Metrics can be a tricky thing and certainly what is measured can be a focus for the team. Choose wisely, be transparent, and talk about the what and the why for each metric your team chooses…or is chosen for you. If you need a place to start, here are a few to consider.
1. Backlog Health
A poor backlog will derail the best of Agile teams. A metric that you can use to track the health of your backlog is ready stories / velocity. I use 2.0 as a starting benchmark, which means a team should have about 2 sprints worth of ready work in it’s backlog. If your team is working in two-week sprints, then that correlates to one month of ready user stories at any given time. For example, team Lightening’s output (or capacity, velocity) is usually around 5 stories per sprint. After their last refinement meeting, they have 12 groomed stories. 12 / 5 = 2.4. They’re good. You can do the same math using story points. Remember, it’s not an exact science.
2. Team Happiness
Lots of smarter people than me have been correlating company success to team happiness lately, so it’s a great idea to capture your team’s mood. Some teams track it daily, while others just get a pulse at each retrospective. You can use a simple 5 level scale (1 is feeling awesome and 5 is I’m ready to explode or something like that). Both individual sprint data and trend data is important and can be an excellent source of information during retrospectives. Get feedback from each person and then aggregate it.
Oh, and don’t forget to keep a pulse on your product owner’s happiness…and even bigger bonus points if you have figured out a way to capture your customer’s happiness with your product using something like net promoter score.
Track the number of escaped defects and watch the trend over time. Defects building up can signal trouble. Code coverage is also a good one and is a leading indicator for quality software.
4. Output (velocity, cycle time, throughput)
You’ll need some way to track the team’s output and there are many good ways to do so. Probably the most common is velocity, which is usually calculated as how many story points (or stories) the team is able to complete in a sprint. For example, a team that completed 26 story points in the last sprint has a velocity of 26. Teams sometimes use a rolling average to calculate what their expected velocity will be in the future. PS…I prefer the term capacity rather than velocity.
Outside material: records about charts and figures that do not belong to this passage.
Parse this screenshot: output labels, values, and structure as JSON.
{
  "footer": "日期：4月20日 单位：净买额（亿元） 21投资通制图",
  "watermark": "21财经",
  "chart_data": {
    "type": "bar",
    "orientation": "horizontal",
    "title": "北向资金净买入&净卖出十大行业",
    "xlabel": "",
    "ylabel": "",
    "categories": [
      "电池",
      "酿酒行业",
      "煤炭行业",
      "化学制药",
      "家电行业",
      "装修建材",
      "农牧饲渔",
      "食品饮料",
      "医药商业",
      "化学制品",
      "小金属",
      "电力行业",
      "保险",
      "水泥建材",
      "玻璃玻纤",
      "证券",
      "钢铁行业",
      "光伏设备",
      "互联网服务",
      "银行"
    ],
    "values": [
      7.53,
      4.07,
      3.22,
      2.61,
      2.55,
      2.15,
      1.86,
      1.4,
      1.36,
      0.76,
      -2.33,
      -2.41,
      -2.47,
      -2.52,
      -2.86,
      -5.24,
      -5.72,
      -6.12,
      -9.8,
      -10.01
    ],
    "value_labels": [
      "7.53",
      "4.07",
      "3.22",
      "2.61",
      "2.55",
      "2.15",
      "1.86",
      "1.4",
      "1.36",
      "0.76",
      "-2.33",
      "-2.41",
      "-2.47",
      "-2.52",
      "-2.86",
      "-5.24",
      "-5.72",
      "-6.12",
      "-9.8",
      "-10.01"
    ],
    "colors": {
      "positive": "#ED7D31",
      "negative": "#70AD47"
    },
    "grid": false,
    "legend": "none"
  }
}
Cycle time is another great choice as it will tell you how long it takes for a story to go from “in-progress” to “done.” For example, it may take a team on average 6 days to complete a story.
Throughput is also another great measure that is similar to velocity in that it will tell you how many stories got done in a period of time. For example, a team’s throughput may be 7 user stories every 2-weeks.
There are several great free tools available to do all sorts of cool things to develop probabilistic forecasts using output data. Flow metrics are where the industry is going in my opinion. I have some listed on my Agile Resources page.
Many teams struggle with completing (meaning done, done) their sprint commitments. One simple metric you can use to track predictability is actual / planned velocity. For example, team Thunder forecasts that it will complete 30 story points in sprint 1. They actually complete 25. Their completion percentage is 25 / 30, or 83%. You can use the same math with just # of stories if the team doesn’t use story points.
A goal of 100% completion every sprint is just not practical…things are going to happen that prevent a team from meeting its commitment every now and then. Be more interested in trends and large differences between actual and planned. This usually signals issues with either planning or that team members are getting pulled off to work on non-sprint backlog items.
Do you have metrics that are useful to your teams and organizations? I’d love to hear about them!
October 22, 2016 at 1:13 am
Great stuff! I recently worked with a team which implemented the Backlog Health Index. In the early stages, it was hard to get the BHI number up to our team’s 3.0 target because (obviously) the BHI dropped by ~1 every time we started a new Sprint. However, once the Product Owner started holding more frequent refinement sessions, we were able to achieve (and maintain) a target of 3.0. One cautionary note to anyone who implements the BHI: If the target is 3.0, that doesn’t mean that 6.0 is great and 12.0 is awesome… That might just be a path to waterfall! The target range of 2.0 to 4.0 (1-2 months of work meeting the Definition of Ready) seems like a reasonable range.
October 22, 2016 at 2:50 am
Totally agree Matt! Great point about the BHI being too high. That would be a sign of waste for sure.
April 2, 2017 at 2:18 am
Great article! One metric we used was Stakeholder Satisfaction, measured with an NPS survey that was sent to all named stakeholders once a quarter. The survey had the actual NPS question, along with 3-4 others aimed at gauging the stakeholder’s satisfaction with the team – not the product. It was interesting to see how, even when they weren’t thrilled with the product (it wasn’t as far along as they would like), they would still rate the team high because they were responsive, open, and had worked hard to form good relationships.